See related article: Run on UST cuts the ground from under Terra’s feet

Free for all

The crisis certainly renewed the debate over regulating stablecoins.

U.S. Treasury Secretary Janet Yellen highlighted the risks these coins presented to the financial system and called for regulation. 

“A stablecoin known as TerraUSD experienced a run and had declined in value,” Yellen testified before Congress on Tuesday. “I think that simply illustrates that this is a rapidly growing product and that there are risks to financial stability.”

Additional federal regulation was needed to respond to the wave of speculative investment in the currency whose secrecy is an essential part of its appeal, she told the committee, media reported.

“We really need a regulatory framework to guard against the risks,” Yellen said in regard to stablecoins. “Really, we need a comprehensive framework so that there are no gaps in the regulation,” she added, citing the increased usage of digital assets. 

Before the fiasco, the Federal Reserve estimated that the value of stablecoins “grew rapidly over the past year,” topping US$180 billion in March. In its Financial Stability Report, it said that though stablecoins typically aim to be convertible, at par to dollars, they are backed by assets that may lose value or become illiquid during market stress, leading to redemption risks similar to those of prime and tax-exempt money-market funds (MMFs). 

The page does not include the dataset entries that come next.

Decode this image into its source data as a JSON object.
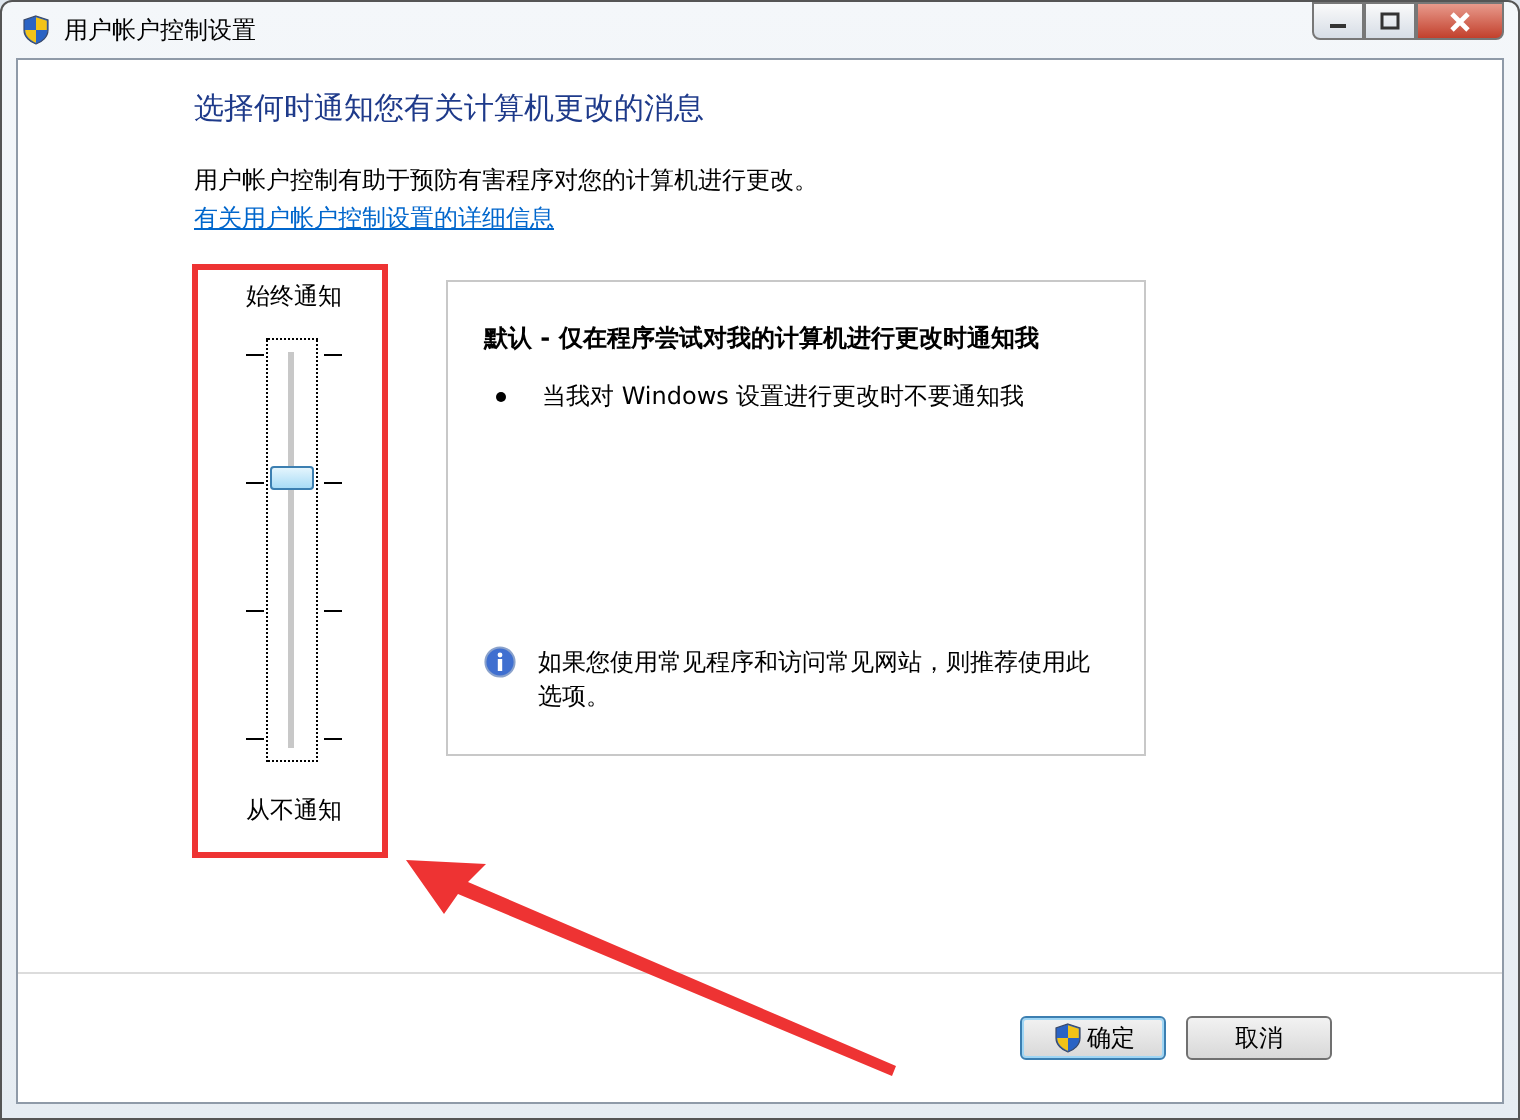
{
  "window": {
    "title": "用户帐户控制设置"
  },
  "heading": "选择何时通知您有关计算机更改的消息",
  "description": "用户帐户控制有助于预防有害程序对您的计算机进行更改。",
  "link": "有关用户帐户控制设置的详细信息",
  "slider": {
    "top_label": "始终通知",
    "bottom_label": "从不通知",
    "level": 0.67
  },
  "info_panel": {
    "title": "默认 - 仅在程序尝试对我的计算机进行更改时通知我",
    "bullets": [
      "当我对 Windows 设置进行更改时不要通知我"
    ],
    "note": "如果您使用常见程序和访问常见网站，则推荐使用此选项。"
  },
  "buttons": [
    {
      "label": "确定",
      "kind": "shield",
      "default": true
    },
    {
      "label": "取消",
      "kind": "plain",
      "default": false
    }
  ],
  "highlight_box": {
    "color": "#ee3333"
  },
  "arrow": {
    "color": "#ee3333"
  }
}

These vulnerabilities may be exacerbated by a lack of transparency regarding the riskiness and liquidity of assets backing stablecoins, the report said. Increasing use of stablecoins to meet margin requirements for levered trading in other cryptocurrencies may amplify volatility in demand for stablecoins and heighten redemption risks, it added. 

The stablecoin sector remained highly concentrated, with the three largest stablecoin issuers — Tether (USDT), USD Coin (USDC), and Binance USD (BUSD) — constituting more than 80 percent of the total market value, the report noted. 

In for the long haul

“Oil companies don’t decommission oil rigs overnight based on market fluctuations — it is a long-term commitment,” observed Phil Harvey, CEO of Sabre56, digital asset management consultancy. “Similarly, crypto miners look past short-term peaks and troughs,” he added. 

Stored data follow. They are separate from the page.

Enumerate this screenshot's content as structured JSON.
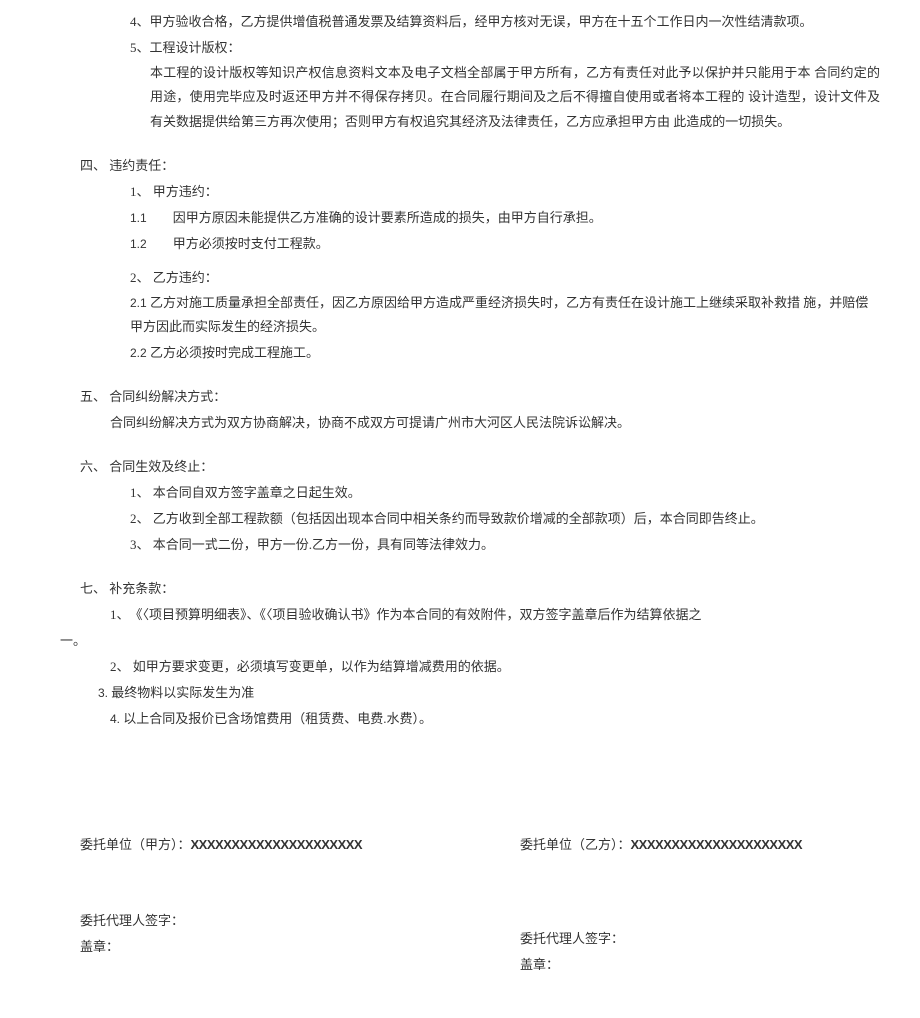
{
  "items": {
    "i4": "4、甲方验收合格，乙方提供增值税普通发票及结算资料后，经甲方核对无误，甲方在十五个工作日内一次性结清款项。",
    "i5_label": "5、工程设计版权：",
    "i5_body": "本工程的设计版权等知识产权信息资料文本及电子文档全部属于甲方所有，乙方有责任对此予以保护并只能用于本 合同约定的用途，使用完毕应及时返还甲方并不得保存拷贝。在合同履行期间及之后不得擅自使用或者将本工程的 设计造型，设计文件及有关数据提供给第三方再次使用；否则甲方有权追究其经济及法律责任，乙方应承担甲方由 此造成的一切损失。"
  },
  "s4": {
    "title": "四、 违约责任：",
    "a1": "1、 甲方违约：",
    "a11_num": "1.1",
    "a11_txt": "因甲方原因未能提供乙方准确的设计要素所造成的损失，由甲方自行承担。",
    "a12_num": "1.2",
    "a12_txt": "甲方必须按时支付工程款。",
    "b2": "2、 乙方违约：",
    "b21_num": "2.1",
    "b21_txt": "乙方对施工质量承担全部责任，因乙方原因给甲方造成严重经济损失时，乙方有责任在设计施工上继续采取补救措 施，并赔偿甲方因此而实际发生的经济损失。",
    "b22_num": "2.2",
    "b22_txt": "乙方必须按时完成工程施工。"
  },
  "s5": {
    "title": "五、 合同纠纷解决方式：",
    "body": "合同纠纷解决方式为双方协商解决，协商不成双方可提请广州市大河区人民法院诉讼解决。"
  },
  "s6": {
    "title": "六、 合同生效及终止：",
    "l1": "1、 本合同自双方签字盖章之日起生效。",
    "l2": "2、 乙方收到全部工程款额（包括因出现本合同中相关条约而导致款价增减的全部款项）后，本合同即告终止。",
    "l3": "3、 本合同一式二份，甲方一份.乙方一份，具有同等法律效力。"
  },
  "s7": {
    "title": "七、 补充条款：",
    "l1a": "1、　《〈项目预算明细表》、《〈项目验收确认书》作为本合同的有效附件，双方签字盖章后作为结算依据之",
    "l1b": "一。",
    "l2": "2、 如甲方要求变更，必须填写变更单，以作为结算增减费用的依据。",
    "l3": "3. 最终物料以实际发生为准",
    "l4": "4.  以上合同及报价已含场馆费用（租赁费、电费.水费）。"
  },
  "sig": {
    "jia_label": "委托单位（甲方）：",
    "jia_x": "XXXXXXXXXXXXXXXXXXXXX",
    "yi_label": "委托单位（乙方）：",
    "yi_x": "XXXXXXXXXXXXXXXXXXXXX",
    "agent": "委托代理人签字：",
    "seal": "盖章："
  }
}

Do Kwon might certainly hope that this is true.

It may not be the end of the road for stablecoins, and certainly not for Terra, Du Kwon opined on Twitter. “Terra’s focus has always oriented itself around a long-term time horizon,” Kwon said. “And another setback this May, similar to last year, will not deter the LUNAtics.”

Correction: A previous version of this story erroneously stated that when UST is worth more than a dollar, LUNA tokens are “burned” or enter circulation.